Отец привёл его в секцию бокса, располагавшуюся в двухэтажном кирпичном здании, в самой низине стадиона «Торпедо». Тренер, лысый дядька с квадратной фигурой, колючим взглядом оглядел худенького невысокого паренька, потрогал твёрдыми, как палки, пальцами его незаметные бицепсы и вынес вердикт:

– Попробуем! Чтобы на улице тебе больше синяков не ставили. Тебе их здесь с лихвой хватит. Собирайте медицинские справки, занятия в сентябре начнём.

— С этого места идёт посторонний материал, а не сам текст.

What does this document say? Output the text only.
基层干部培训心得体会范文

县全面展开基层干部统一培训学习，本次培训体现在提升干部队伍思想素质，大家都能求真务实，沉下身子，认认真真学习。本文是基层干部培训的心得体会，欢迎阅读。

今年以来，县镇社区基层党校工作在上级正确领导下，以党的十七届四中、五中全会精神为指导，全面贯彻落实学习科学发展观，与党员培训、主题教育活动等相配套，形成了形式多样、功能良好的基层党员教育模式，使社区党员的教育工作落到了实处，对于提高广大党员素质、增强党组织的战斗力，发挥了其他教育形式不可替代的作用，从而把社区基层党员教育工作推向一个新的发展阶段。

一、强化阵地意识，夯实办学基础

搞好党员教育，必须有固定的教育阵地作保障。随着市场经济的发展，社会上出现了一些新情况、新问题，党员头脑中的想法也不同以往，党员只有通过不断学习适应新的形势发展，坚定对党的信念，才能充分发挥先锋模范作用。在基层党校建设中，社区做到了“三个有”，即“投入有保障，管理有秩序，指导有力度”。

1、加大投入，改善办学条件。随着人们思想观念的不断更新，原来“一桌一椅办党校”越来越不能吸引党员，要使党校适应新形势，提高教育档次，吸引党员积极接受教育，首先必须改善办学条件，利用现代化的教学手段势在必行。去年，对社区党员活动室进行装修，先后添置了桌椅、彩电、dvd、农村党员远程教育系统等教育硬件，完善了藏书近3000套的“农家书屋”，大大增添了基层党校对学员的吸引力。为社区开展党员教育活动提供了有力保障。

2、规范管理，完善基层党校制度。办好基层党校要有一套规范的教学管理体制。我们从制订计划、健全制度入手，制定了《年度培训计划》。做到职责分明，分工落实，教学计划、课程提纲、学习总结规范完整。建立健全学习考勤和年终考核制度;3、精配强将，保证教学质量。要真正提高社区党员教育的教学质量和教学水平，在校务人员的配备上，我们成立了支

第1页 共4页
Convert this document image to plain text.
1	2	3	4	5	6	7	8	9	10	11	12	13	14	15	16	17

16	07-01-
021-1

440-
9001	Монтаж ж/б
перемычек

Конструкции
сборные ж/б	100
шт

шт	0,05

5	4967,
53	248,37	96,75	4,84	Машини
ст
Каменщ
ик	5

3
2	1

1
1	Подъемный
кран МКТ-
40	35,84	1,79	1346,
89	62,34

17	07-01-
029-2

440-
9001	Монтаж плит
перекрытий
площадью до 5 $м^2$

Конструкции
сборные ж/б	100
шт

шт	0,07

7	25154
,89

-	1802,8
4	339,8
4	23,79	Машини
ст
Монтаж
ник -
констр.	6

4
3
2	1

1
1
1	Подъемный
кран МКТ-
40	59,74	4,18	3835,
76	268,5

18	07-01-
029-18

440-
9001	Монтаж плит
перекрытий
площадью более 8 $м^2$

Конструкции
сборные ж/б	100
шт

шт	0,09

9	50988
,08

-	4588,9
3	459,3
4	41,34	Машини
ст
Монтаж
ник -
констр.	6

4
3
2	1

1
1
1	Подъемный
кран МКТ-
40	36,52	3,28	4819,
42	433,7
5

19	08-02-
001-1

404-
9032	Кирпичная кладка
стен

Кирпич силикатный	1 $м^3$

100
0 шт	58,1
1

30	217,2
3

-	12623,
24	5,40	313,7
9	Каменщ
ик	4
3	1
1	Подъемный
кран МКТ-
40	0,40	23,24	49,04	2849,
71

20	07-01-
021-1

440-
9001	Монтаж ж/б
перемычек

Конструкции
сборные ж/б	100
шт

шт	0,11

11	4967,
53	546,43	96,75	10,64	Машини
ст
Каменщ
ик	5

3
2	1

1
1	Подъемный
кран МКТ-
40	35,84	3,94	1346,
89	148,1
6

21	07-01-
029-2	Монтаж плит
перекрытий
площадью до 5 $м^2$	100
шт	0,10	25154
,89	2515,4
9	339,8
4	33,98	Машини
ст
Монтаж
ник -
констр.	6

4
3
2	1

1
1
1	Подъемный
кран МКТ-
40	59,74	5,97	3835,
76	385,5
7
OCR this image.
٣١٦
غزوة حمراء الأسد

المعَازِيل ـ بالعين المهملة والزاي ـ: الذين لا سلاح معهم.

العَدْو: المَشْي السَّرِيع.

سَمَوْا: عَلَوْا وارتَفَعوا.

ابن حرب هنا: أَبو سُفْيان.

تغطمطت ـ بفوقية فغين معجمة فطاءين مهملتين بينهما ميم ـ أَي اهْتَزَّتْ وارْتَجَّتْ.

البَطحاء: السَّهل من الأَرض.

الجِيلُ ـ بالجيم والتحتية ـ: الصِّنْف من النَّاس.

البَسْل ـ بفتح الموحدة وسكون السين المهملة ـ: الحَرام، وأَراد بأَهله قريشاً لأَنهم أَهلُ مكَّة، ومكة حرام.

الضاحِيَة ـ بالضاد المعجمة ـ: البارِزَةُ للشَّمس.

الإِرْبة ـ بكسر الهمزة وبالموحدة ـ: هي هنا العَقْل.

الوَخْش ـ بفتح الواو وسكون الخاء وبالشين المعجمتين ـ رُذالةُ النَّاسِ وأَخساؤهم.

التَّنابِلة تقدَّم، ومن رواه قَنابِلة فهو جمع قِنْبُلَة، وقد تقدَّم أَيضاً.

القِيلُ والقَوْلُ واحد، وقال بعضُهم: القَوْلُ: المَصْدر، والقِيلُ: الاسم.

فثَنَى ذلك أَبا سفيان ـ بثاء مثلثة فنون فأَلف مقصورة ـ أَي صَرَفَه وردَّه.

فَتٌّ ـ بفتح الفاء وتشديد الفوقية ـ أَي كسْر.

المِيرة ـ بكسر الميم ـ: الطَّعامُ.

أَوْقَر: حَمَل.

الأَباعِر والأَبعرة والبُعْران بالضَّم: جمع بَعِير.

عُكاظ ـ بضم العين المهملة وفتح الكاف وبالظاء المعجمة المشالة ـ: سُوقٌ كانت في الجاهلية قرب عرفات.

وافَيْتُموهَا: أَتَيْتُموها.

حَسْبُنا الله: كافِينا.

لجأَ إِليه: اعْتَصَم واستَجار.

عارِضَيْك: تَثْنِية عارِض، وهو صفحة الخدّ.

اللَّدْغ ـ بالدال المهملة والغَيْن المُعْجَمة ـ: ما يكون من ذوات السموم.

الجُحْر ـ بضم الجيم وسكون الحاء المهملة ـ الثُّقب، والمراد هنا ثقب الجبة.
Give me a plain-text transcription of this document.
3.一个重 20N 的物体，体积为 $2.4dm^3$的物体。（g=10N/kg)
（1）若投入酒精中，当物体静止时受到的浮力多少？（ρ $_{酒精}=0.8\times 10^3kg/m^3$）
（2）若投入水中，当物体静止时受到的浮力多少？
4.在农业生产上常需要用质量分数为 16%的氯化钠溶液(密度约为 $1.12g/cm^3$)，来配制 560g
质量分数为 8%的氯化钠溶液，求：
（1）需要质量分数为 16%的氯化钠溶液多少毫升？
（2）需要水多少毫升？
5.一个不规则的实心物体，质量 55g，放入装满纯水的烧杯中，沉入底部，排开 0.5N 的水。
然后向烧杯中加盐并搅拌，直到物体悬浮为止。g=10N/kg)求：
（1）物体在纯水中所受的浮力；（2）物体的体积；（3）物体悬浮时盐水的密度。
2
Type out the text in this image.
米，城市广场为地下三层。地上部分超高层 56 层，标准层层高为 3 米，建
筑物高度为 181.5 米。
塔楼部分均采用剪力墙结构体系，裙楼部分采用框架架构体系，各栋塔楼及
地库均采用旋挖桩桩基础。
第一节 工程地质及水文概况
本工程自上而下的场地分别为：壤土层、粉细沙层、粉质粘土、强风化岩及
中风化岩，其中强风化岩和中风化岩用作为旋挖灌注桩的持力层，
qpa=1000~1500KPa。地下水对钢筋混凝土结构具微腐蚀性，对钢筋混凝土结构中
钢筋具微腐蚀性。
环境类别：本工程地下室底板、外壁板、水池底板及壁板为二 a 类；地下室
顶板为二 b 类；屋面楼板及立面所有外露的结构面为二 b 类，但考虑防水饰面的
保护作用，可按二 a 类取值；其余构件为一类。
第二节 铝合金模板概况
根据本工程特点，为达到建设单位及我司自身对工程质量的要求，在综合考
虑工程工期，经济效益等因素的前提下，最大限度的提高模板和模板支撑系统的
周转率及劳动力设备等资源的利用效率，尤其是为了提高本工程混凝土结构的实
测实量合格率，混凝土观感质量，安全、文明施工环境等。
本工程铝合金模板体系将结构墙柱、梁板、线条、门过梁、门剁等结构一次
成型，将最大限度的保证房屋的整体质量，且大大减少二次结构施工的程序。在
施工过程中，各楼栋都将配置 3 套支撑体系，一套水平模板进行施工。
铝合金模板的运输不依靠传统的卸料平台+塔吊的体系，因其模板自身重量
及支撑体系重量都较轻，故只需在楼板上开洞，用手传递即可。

Летние каникулы пролетели быстро, наполнив впечатлениями, и он как-то подзабыл, что вместе с началом занятий в школе у него начнутся тренировки в боксёрской секции – вещь для него новая, интересная и немного пугающая. Вспомнил только, когда отец повёл его в ближайший спортивный магазин, где они купили перчатки, капу и прочую необходимую экипировку. На дворе стояла первая половина девяностых. Магазины, и спортивные в том числе, стали наполняться товарами, о которых раньше и помыслить не могли, вопрос заключался только в цене. Отец не поскупился и приобрёл для сына всё добротное, фирменное. Только потом он узнал, что отец потратил деньги, которые несколько лет копил себе на зубы. Дмитрий был поздним, долго выпрашиваемым у судьбы ребёнком, и его старались не ущемлять в желаниях. Не баловали, но всем необходимым обеспечивали.

– Ну что, бандерлоги, – говорил тренер чуть хрипловатым голосом, встав перед шеренгой пацанят, широко расставив ноги и заложив руки за спину. – Летний балдёж закончился, начались трудовые будни. Зовут меня Никита Никитович. Все мои указания выполнять беспрекословно! Будет трудно, а часто и больно. Слабаков и хлюпиков не потерплю. Кто выдержит, человеком станет. Обещаю! А пока вы – бандерлоги.

И начались тренировки. Тяжёлые, изматывающие, но и интересные одновременно. Мальчишка менялся на глазах: вытянулся, оброс мускулами, посерьёзнел. Красавчиком, чтобы девчонки на шею вешались, не был, но мужской привлекательностью уже обладал. И учился притом неплохо. Отец предупредил сразу: начнёт хромать учёба, о боксе придётся забыть.

Как-то раз, возвращаясь с тренировки, в пустом сквере Дмитрий встретил одного из своих обидчиков. Того самого блондина, подросшего теперь, ставшего привлекательным; вокруг него частенько стайкой вились девчонки. Сейчас он шёл один, чуть покачиваясь, и прицепился первым.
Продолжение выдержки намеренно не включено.